They had cultural signifiers that the English simply didn’t share and those great social clubs of the past really didn’t contain any English people and if they did they would not have known what to make of it at all.

This was long before, remember, Irish theme pubs and stag trips to Dublin. This was long before hordes of young Irish professionals looked very much like hordes of young English professionals. This was long before the time you couldn’t really tell an Irish selfie from an English one.

And maybe anyway it will be a good thing, a good thing that the Irish and the English are becoming more and more like each other. If the old hatreds and the old enmities are reduced, for instance, to played out expressions on a football pitch wouldn’t that be a million times better than the old hatreds and old enmities being played out with guns and bombs?

If the differences between the Irish and the English are left to be cynically marketed by, for instance, the likes of U2’s professional Irishness, wouldn’t that be better than two neighbouring nations forever distrusting each other and not really knowing each other?

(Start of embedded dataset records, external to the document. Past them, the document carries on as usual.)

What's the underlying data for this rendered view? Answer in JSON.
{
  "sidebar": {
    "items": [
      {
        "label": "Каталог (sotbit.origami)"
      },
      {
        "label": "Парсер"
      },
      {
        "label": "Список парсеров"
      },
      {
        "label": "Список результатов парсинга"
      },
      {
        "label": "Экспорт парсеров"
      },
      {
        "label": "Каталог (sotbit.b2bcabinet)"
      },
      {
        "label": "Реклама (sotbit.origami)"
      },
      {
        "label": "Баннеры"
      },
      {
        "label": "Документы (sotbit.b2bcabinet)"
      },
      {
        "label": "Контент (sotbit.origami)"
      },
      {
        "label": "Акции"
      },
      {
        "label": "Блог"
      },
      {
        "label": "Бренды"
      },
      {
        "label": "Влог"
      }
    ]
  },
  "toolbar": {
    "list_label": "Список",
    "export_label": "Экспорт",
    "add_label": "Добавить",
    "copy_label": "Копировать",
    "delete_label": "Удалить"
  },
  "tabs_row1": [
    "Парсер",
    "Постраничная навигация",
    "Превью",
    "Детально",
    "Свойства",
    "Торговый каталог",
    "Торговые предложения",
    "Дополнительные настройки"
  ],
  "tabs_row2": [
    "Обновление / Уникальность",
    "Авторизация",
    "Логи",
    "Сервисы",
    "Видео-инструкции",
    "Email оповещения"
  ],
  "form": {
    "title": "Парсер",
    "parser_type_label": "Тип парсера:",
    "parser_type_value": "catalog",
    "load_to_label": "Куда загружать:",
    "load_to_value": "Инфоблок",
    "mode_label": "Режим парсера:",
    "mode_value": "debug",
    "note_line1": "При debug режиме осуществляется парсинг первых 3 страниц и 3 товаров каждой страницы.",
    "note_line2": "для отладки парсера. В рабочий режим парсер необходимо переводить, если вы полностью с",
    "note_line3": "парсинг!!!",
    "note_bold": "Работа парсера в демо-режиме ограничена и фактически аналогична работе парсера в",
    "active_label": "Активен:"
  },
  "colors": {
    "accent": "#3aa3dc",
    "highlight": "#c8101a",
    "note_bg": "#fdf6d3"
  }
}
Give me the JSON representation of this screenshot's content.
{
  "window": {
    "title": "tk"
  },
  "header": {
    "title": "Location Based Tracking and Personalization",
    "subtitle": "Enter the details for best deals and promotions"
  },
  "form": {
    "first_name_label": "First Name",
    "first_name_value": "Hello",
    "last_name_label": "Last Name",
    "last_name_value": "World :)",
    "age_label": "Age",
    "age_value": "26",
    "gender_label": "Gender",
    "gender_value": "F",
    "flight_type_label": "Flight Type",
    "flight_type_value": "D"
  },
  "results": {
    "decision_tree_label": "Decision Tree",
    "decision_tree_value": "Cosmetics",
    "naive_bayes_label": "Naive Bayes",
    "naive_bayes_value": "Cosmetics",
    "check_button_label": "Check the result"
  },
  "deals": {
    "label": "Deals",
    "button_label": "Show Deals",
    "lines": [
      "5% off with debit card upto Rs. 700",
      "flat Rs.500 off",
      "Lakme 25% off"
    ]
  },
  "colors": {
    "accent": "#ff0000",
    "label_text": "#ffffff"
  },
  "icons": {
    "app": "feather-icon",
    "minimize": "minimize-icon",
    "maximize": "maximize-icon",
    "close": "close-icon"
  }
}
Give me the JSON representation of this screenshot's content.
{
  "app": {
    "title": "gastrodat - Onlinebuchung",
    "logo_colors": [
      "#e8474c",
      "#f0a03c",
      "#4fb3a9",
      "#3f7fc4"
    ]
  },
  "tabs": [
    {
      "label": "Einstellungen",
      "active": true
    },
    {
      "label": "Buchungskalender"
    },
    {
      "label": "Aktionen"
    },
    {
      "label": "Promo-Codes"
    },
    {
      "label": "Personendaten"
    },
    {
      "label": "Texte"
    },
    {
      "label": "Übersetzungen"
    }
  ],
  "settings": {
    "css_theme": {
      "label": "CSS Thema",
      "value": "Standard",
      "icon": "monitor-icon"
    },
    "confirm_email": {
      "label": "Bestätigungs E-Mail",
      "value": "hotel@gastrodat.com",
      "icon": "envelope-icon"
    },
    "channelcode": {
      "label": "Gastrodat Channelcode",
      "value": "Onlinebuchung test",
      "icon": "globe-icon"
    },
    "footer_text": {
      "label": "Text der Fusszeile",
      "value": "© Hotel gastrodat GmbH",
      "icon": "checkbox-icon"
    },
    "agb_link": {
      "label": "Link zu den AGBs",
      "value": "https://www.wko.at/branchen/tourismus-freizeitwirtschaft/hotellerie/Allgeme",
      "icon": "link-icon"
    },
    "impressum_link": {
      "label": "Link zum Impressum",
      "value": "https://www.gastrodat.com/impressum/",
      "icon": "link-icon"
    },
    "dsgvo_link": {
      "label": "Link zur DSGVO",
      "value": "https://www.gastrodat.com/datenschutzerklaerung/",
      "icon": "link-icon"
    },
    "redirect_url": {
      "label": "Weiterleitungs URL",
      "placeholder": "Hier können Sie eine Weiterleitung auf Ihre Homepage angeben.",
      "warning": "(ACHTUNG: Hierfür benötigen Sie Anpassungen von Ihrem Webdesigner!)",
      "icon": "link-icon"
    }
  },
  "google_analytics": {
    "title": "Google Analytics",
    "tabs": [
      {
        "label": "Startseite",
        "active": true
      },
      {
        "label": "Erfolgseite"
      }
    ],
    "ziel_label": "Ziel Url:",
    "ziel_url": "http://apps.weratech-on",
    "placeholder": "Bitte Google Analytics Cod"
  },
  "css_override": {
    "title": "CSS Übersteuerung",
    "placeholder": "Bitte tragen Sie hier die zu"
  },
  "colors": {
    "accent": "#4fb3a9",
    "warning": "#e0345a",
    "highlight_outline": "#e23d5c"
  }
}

Would it not be better too if people on both sides of the Irish Sea were able to forget about the artificial differences of nationality, differences so often exploited by those whose real service is to neither nation, and see when their interests were shared by the fact of their shared lives?

After all does not the low-waged, insecurely-employed Englishman have so much more in common with the low-waged, insecurely-employed Irishman than he ever does with the English banker or the English executive? Does not the Irishwoman seeking some stable accommodation for her kids to grow up in not have more in common with the Englishwoman seeking the same than she does with the Irish woman in the big house with the nanny and the au pair?

How in those cases is that even a shared Irishness or a shared Englishness?

Surely what differentiates us is far outweighed by what we share and essentially what we share is the same thing that we share with those poor souls drowning in the Mediterranean, the ones we should be welcoming in to our Irishness and our Englishness, putting a saving hand out to them and saying, come on board, we’re all in this together.